'It will all end in tiers...' SEUK's James Butler blogs on Procuring for Good


James Butler, SEUK's Public Affairs Manager, who led on the research for Procuring for Good, comments on the findings...

We had some idea of how many councils were applying the Public Services (Social Value) Act 2012 from Communities Count which looked at Housing Associations and council procurement, but that was published in 2014 and was a limiting and slightly self-selecting study. Understanding and use of social value has moved on a bit since then. And we share best practice at our Social Value Summit and celebrate hotspots of social enterprise activity through our Places Programme. But none of these paints a comprehensive picture of what was going on across England.

So we issued requests to every council in England under the Freedom of Information Act: what came back surprised us. We’ve published the findings in Procuring for Good. If you haven’t got time to read the report, here are the main findings.

It’s all good (mostly)

A third (33%) of councils in England routinely consider social value in their procurement and commissioning and a quarter (24%) of councils in England have a social value policy (there is some crossover there, as you might expect). When we look at how councils are using the Act, 14% of councils are ‘embracers’ and are actively using it in all manner of interesting ways and have high, and sometimes very high weighting when judging tender applications. 19% we call ‘adopters’ who are routinely using the Act, but in what we might call a more limited way than the ‘embracers’.

1/3 councils then are pretty good. Yes some could go further, but given how difficult it is to change organisational behaviour, the Social Value Act is unquestionably a success.

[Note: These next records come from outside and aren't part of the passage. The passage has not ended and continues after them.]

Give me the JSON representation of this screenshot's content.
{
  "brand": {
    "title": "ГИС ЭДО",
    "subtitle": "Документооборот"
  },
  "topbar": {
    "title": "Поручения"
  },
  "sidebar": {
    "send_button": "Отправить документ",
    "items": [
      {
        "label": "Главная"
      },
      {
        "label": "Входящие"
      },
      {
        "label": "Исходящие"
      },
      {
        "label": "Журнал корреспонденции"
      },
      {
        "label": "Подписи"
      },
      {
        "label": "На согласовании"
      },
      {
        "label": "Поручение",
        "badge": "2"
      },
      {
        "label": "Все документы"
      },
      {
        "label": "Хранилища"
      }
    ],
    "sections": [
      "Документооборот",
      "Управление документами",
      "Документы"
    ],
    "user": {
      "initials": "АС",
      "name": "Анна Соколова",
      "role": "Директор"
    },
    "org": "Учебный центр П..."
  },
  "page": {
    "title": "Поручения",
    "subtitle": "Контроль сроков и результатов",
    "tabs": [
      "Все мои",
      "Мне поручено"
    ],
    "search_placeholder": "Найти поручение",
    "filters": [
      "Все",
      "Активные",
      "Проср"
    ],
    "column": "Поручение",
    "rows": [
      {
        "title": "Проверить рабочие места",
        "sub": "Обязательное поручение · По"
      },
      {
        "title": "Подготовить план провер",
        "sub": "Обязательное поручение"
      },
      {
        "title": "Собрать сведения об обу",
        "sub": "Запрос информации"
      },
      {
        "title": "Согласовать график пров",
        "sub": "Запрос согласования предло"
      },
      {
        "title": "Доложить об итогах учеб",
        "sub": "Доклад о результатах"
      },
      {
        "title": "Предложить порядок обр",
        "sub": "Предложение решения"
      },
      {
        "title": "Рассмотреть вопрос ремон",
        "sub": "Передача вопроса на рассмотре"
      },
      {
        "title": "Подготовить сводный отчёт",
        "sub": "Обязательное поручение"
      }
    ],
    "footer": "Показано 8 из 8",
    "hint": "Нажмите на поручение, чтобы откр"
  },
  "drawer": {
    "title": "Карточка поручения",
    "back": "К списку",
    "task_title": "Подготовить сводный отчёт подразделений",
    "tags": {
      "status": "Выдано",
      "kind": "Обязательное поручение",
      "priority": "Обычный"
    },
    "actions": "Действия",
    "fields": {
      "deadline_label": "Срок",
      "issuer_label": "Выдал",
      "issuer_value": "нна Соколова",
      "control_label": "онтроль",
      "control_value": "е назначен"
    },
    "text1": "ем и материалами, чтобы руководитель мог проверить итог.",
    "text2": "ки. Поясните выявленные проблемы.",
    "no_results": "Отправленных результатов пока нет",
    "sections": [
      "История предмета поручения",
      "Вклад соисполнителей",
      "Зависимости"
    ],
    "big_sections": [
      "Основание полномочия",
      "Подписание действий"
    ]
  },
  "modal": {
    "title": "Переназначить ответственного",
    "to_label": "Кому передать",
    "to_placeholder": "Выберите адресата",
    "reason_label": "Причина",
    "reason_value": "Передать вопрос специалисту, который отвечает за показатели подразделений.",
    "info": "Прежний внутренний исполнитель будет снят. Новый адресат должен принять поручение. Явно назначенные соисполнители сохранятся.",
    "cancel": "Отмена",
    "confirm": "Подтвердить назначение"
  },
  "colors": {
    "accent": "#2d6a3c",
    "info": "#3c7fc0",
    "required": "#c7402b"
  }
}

The picture is more mixed when we look at the rest: 45% of councils are ‘compliers’ – they have incorporated the Social Value Act in their procurement policy but actually very rarely end up considering social value in any meaningful way. And 22% of councils are ‘bystanders’ – more of those later.

Scoring for social value in tenders

Social enterprises will probably be most interested to see how social value is being scored. Of those councils that are considering social value, there are two common pathways. The first is put social value-ish clauses in the tender – typically these tend to involve apprenticeships. The second is to including weighting for social value when scoring the tender either as a separate criteria or as part of the quality aspect of the scoring. In our classification of councils, ‘complier’ councils (45% of those surveyed) give social value a 5% or less weighting; ‘adopters’ (19% of those surveyed) between 5-10% of the overall score; while ‘embracers’ (14% of those surveyed) can score social value as high as 30% depending on the contract.

It will all end in tiers

Tier of council proved to be really key to understanding the differences in how councils use the Act. Local government structure is frankly a bit of a nightmare to get your head around; what you need to know is that the lowest tier, District Councils, tend to be small; the other tiers (Unitary, County and Metropolitan Boroughs and London Boroughs) tend to be larger.

The findings show that a third (32%) of District Councils fall into the ‘bystander’ category, meaning they are making little or no use of the Act. Whilst there’s some variation between how the bigger councils typically consider social value, the stats for District Councils stick out like a sore thumb.

On the face of it, this is really odd. District Councils should be closer to the communities they serve than some of the big councils. They should be really well placed to make use of the Social Value Act. When we dug down a little deeper into the responses, the reasons behind this are blindingly obvious. I simplify here a bit but the Social Value Act puts a duty on councils to consider social value for services above the OJEU threshold, which is currently €209,000. Since District Councils tend to small, they rarely have contracts which fit that criteria. When councils are facing massive cuts, why should a council leadership devote time to developing policy for something that they don’t have to do?

This for me is one of the strongest arguments for an extension of the Social Value Act yet. Government has strongly encouraged councils to consider social value beyond what is statutorily necessary in the Department for Communities and Local Government’s revised Best Value Guidance, but because it’s guidance councils don’t have to do it. Abolishing the threshold would make a huge difference.

Culture counts too

But, there are some District Councils who are using the Act and who we categorise as ‘embracers’. The legislative barriers don’t account for everything, and certainly don’t explain why some councils have referred to social value in their procurement policy (the ‘compliers’) whilst others are actively considering social value (the ‘adopters’ and ‘embracers’).

Culture counts too. Some administrative and political leaderships are simply more adventurous than others. Some people are naturally a bit more prepared to take risks, others are very much from the ‘steady as she goes’ school of management. Support, training and the dissemination of best practice may shift attitudes as social value becomes more accepted and widespread – they’re will be a tipping point whereby the more cautious leaderships become emboldened. I can see this may have the effect of moving ‘compliers’ to ‘adopters’, and ‘adopters’ to ‘embracers’. But it’ll take legislative change to alter behaviour of the ‘bystanders’.

Where do we go from here?

We’ve made four recommendations in the report for social value advocates (that’s us), for councils, for Government and for academia.  These are all achievable with goodwill.

More broadly, there’s room for more work. Procuring for Good is a quantitative survey. It would be great to have the resources to carry out some qualitative work on the social value policies councils have sent us. And we would be very much like to repeat this exercise with central Government and the NHS.